Thursday, January 10, 2008

Bolt of Lightning

As I was sitting in my office this afternoon, eating cashew chicken for lunch and playing solitaire, a startling thought zapped me: What if I've worked with kids so many years because I want to somehow undo my own childhood? Make it all better?

What if that's the reason children figure so prominently in most of my stories? Especially children who have survived traumatic events?

A few years ago, I was frustrated with a fellow author whose work always involved alcoholic law enforcement protagonists. I asked him when he was going to write something new, and he said, "When I'm done writing about this."

I totally agree that writing is great therapy, and it's free.

It's also the hardest fun work or the funnest hard work I've ever done. Wish it was my main work. However, one does need a day job to cover the addiction's expenses: electricity to run the computer, ink for the printer, food for the writer, and other such necessities.

I've been considering leaving my current job and going somewhere else. Somewhere kid-free. After all, I've been caring for children since I was a child myself; large family, lots of cousins. Maybe I'm done trying to fix the past. Maybe it's time to live forward.

4 comments:

Anonymous said...

I watched the movie you sent me, "Avalon", and the main character reminded me of myself--living in two worlds--the real one, and the one in your dreams--both lonely.
In the few stories I've written, the characters do suffer some of the things I have suffered, their situations do reflect my childhood/teen years. So, yes, I think writing and painting, as therapy, in unbeatable.

Keanan Brand said...

Isn't the music great in that movie? I wish I had purchased a DVD for myself, since I was ordering all those Christmas presents off Amazon. "Avalon" is one of those movies that has stayed with me, long after I watched it.

Eaglewing said...

Yes, writing can be very therapeutic. When something's on my mind, I tend to stir it around until I finally write it out somehow. It seems to help clear the mind.

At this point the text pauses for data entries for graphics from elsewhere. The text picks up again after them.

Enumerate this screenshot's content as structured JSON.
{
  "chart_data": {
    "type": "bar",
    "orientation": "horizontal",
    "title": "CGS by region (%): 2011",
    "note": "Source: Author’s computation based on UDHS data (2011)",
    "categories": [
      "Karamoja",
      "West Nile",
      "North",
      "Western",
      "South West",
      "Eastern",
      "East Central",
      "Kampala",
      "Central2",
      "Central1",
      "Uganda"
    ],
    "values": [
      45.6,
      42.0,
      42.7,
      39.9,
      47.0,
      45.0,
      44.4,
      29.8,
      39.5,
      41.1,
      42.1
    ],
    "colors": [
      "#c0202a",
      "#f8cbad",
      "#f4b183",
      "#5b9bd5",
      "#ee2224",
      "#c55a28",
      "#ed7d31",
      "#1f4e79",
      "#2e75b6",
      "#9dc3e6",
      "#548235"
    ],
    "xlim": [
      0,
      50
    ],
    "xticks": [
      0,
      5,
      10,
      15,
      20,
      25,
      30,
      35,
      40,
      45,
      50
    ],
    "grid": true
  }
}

I'm barely even an amateur writer, but I enjoy it greatly, and with blogs and the 'net, it's easy to throw it out there for all to see. There's always traits of the personal that show up in the stories, even if its minor or just an indirect way of getting thoughts out. But when you're stumped, it is hard work :)

Good luck on your living forward quest. And thanks for visiting my blog and the sidebar link too.

Keanan Brand said...

Thank you, and you're very welcome.

About the amateur writer: Ya know, it doesn't matter how long some of us have been doing this writing gig, it still seems clunky and raw, and we wonder, "Who are we kidding? Who in the world would ever want to read this stuff?" But we keep writing. I think it's 'cause we're all just a little crazy!